Dans notre cas, la souche n° 11 de Bacillus subtilis qui a présenté in vitro une action antifongique puissante contre F. o. lini, a montré par contre une faible aptitude à protéger le lin, comparativement aux deux autres souches de Bacillales non productrices d’antibiotiques, B. cereus et Br. brevis. Il faut signaler que B. subtilis est rarement isolée de la rhizosphère du palmier dattier (donc apparemment non adaptée). Ceci montre donc qu’une souche sécrétant in vitro un composé antifongique à très forte action n’est pas forcément intéressante in situ. Tout comme B. subtilis, B. cereus et Br. brevis n’appartiennent pas à des espèces prédominantes dans la rhizosphère, ce qui peut être expliqué par un pouvoir assez faible de colonisation des racines. De plus, B. subtilis (n° 11) et Br. brevis (n° 215) ont une croissance lente à modérée sur gélose nutritive.

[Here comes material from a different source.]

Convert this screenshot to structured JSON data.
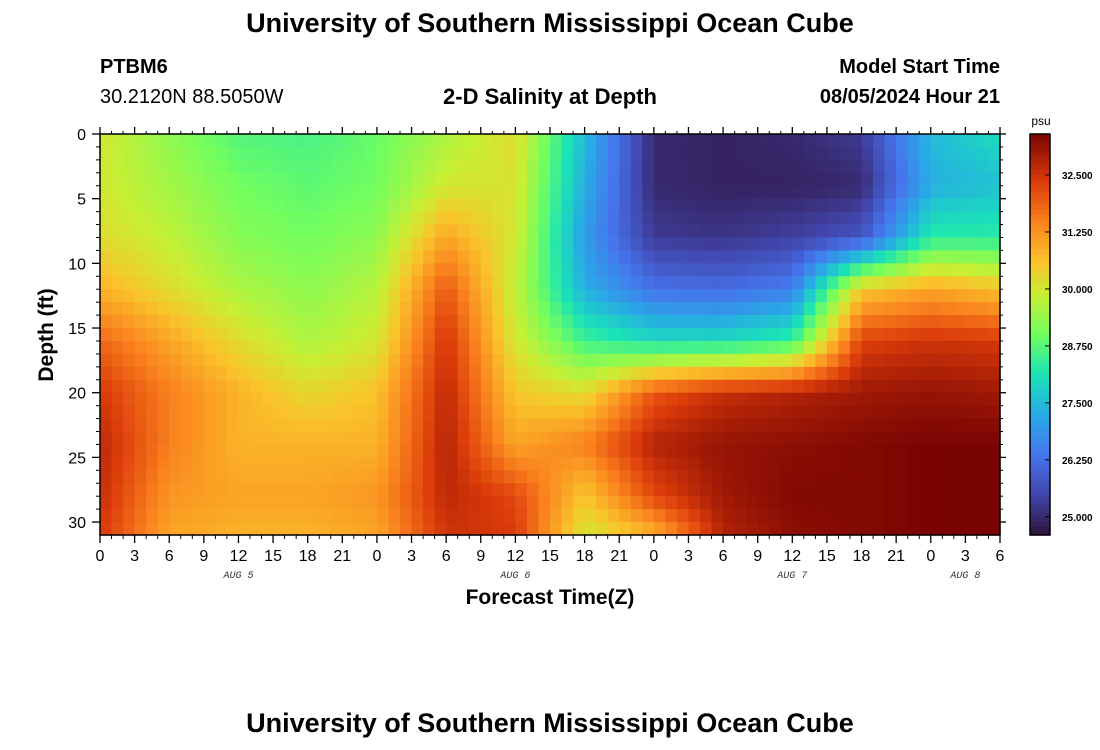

Des résultats analogues ont été obtenus par MOUSTIRI (1992) [20] qui a constaté que l’efficacité des souches d’actinomycètes est beaucoup plus liée à leur aptitude à coloniser les racines qu’à leur action inhibitrice (in vitro) envers les champignons pathogènes F. o. albedinis et F. o. lini.

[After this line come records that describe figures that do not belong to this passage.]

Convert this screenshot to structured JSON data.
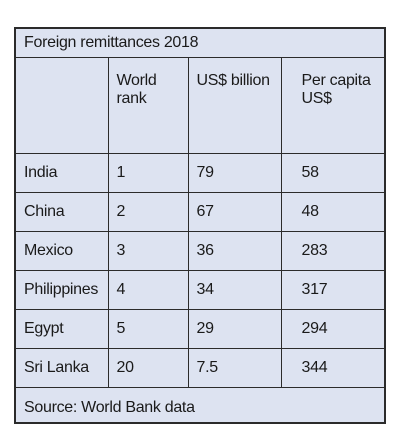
{
  "chart_data": {
    "type": "table",
    "title": "Foreign remittances 2018",
    "columns": [
      "",
      "World rank",
      "US$ billion",
      "Per capita US$"
    ],
    "rows": [
      {
        "country": "India",
        "rank": "1",
        "billion": "79",
        "per_capita": "58"
      },
      {
        "country": "China",
        "rank": "2",
        "billion": "67",
        "per_capita": "48"
      },
      {
        "country": "Mexico",
        "rank": "3",
        "billion": "36",
        "per_capita": "283"
      },
      {
        "country": "Philippines",
        "rank": "4",
        "billion": "34",
        "per_capita": "317"
      },
      {
        "country": "Egypt",
        "rank": "5",
        "billion": "29",
        "per_capita": "294"
      },
      {
        "country": "Sri Lanka",
        "rank": "20",
        "billion": "7.5",
        "per_capita": "344"
      }
    ],
    "source": "Source: World Bank data"
  },
  "colors": {
    "background": "#dde3f1",
    "border": "#2b2b2b",
    "text": "#1a1a1a"
  }
}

Les souches de Pseudomonas (toutes fluorescentes) n’ont pas donné les résultats attendus. Leur rôle très important, dans la résistance des sols aux maladies et dans la lutte biologique, a été signalé par de nombreux auteurs. L’efficacité de ce groupe a été expliquée par la production de sidérophores, composés chélatant le fer et le rendant indisponible pour les agents pathogènes lesquels sont alors inhibés, ainsi que par des composés antifongiques tels que les phénazines et la pyrrolnitrine [21,22, 23,24].

Dans notre cas, deux souches de P. fluorescens (n° 41 et 47) se sont révélées inefficaces et seule une souche (X7) a montré une efficacité moyenne. Il est à noter que cette dernière, à l’inverse des deux autres, produit un composé antifongique. AMIR (1991) [5] a constaté que 4 souches de Pseudomonas fluorescents ont montré une aptitude faible ou nulle. LEMANCEAU et ALABOUVETTE (1991) [25] ont constaté que sur 74 isolats de Pseudomonas fluorescents, seuls 21% se sont montrés efficaces dans la lutte contre la fusariose de quelques plantes, ce qui montre donc la variabilité que l’on peut avoir selon les souches sélectionnées.

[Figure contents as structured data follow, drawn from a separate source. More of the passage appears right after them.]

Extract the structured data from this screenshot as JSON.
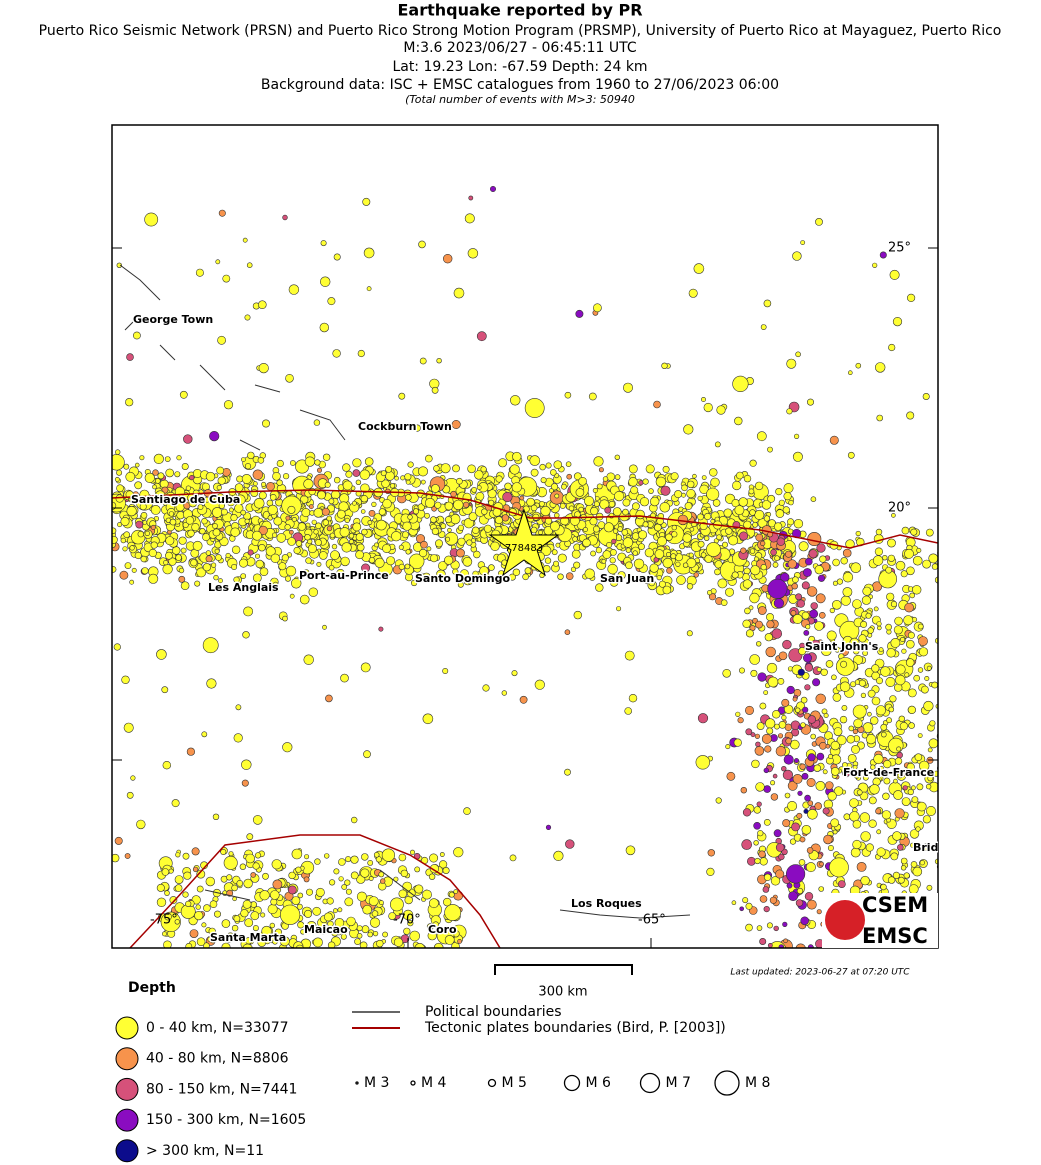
{
  "header": {
    "title": "Earthquake reported by PR",
    "lines": [
      "Puerto Rico Seismic Network (PRSN) and Puerto Rico Strong Motion Program (PRSMP), University of Puerto Rico at Mayaguez, Puerto Rico",
      "M:3.6 2023/06/27 - 06:45:11 UTC",
      "Lat: 19.23 Lon: -67.59 Depth: 24 km",
      "Background data: ISC + EMSC catalogues from 1960 to 27/06/2023 06:00"
    ],
    "note": "(Total number of events with M>3: 50940"
  },
  "map": {
    "lat_labels": [
      "25°",
      "20°"
    ],
    "lon_labels": [
      "-75°",
      "-70°",
      "-65°"
    ],
    "cities": [
      "George Town",
      "Cockburn Town",
      "Santiago de Cuba",
      "Les Anglais",
      "Port-au-Prince",
      "Santo Domingo",
      "San Juan",
      "Saint John's",
      "Fort-de-France",
      "Bridgetown",
      "Santa Marta",
      "Maicao",
      "Coro",
      "Los Roques"
    ],
    "event_id": "778483",
    "scale": "300 km",
    "last_updated": "Last updated: 2023-06-27 at 07:20 UTC",
    "logo": [
      "CSEM",
      "EMSC"
    ]
  },
  "legend": {
    "depth_title": "Depth",
    "depth": [
      {
        "label": "0 - 40 km, N=33077",
        "color": "#ffff33"
      },
      {
        "label": "40 - 80 km, N=8806",
        "color": "#f7934c"
      },
      {
        "label": "80 - 150 km, N=7441",
        "color": "#d6517a"
      },
      {
        "label": "150 - 300 km, N=1605",
        "color": "#8a0cc0"
      },
      {
        "label": "> 300 km, N=11",
        "color": "#0c0c8c"
      }
    ],
    "lines": [
      {
        "label": "Political boundaries",
        "color": "#666666"
      },
      {
        "label": "Tectonic plates boundaries (Bird, P. [2003])",
        "color": "#a50000"
      }
    ],
    "magnitudes": [
      "M 3",
      "M 4",
      "M 5",
      "M 6",
      "M 7",
      "M 8"
    ]
  }
}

Cependant, dans le cas de notre étude, les souches de Pseudomonas ne se sont pas montrées meilleures que les souches de Burkholderia telles que Bu. gladioli et Bu. cepacia ou encore par rapport à certaines espèces de Bacillus et d’Arthrobacter.

Deux souches de B. circulans (n° 200) et Bu. caryophylli (n° 71) ont même tendance à aggraver légèrement la maladie. Un cas analogue a été noté par VANCURA et STANEK (1976) [26] qui ont constaté qu’une souche fluorescente de P. putida aggrave la fusariose du haricot. Ces auteurs attribuent ce phénomène à la production de vitamines par la bactérie, qui favoriserait le champignon.

La souche n° 1 de B. firmus et n° X7 de P. fluorescens, testées sur des plantules de palmier dattier, ont donné des résultats intéressants (surtout pour la souche n° 1) et analogues à ceux obtenus sur le lin. Cette analogie a été constatée par AMIR (1991a, 1991) [5,10] et MOUSTIRI (1992) [20].

Les résultats de ce travail peuvent être utilisés pour renforcer les moyens de lutte contre la fusariose du dattier, et incitent à poursuivre cette étude par la recherche d’autres microorganismes antagonistes, notamment les actinomycètes, en utilisant le modèle ″lin-F. o. lini″.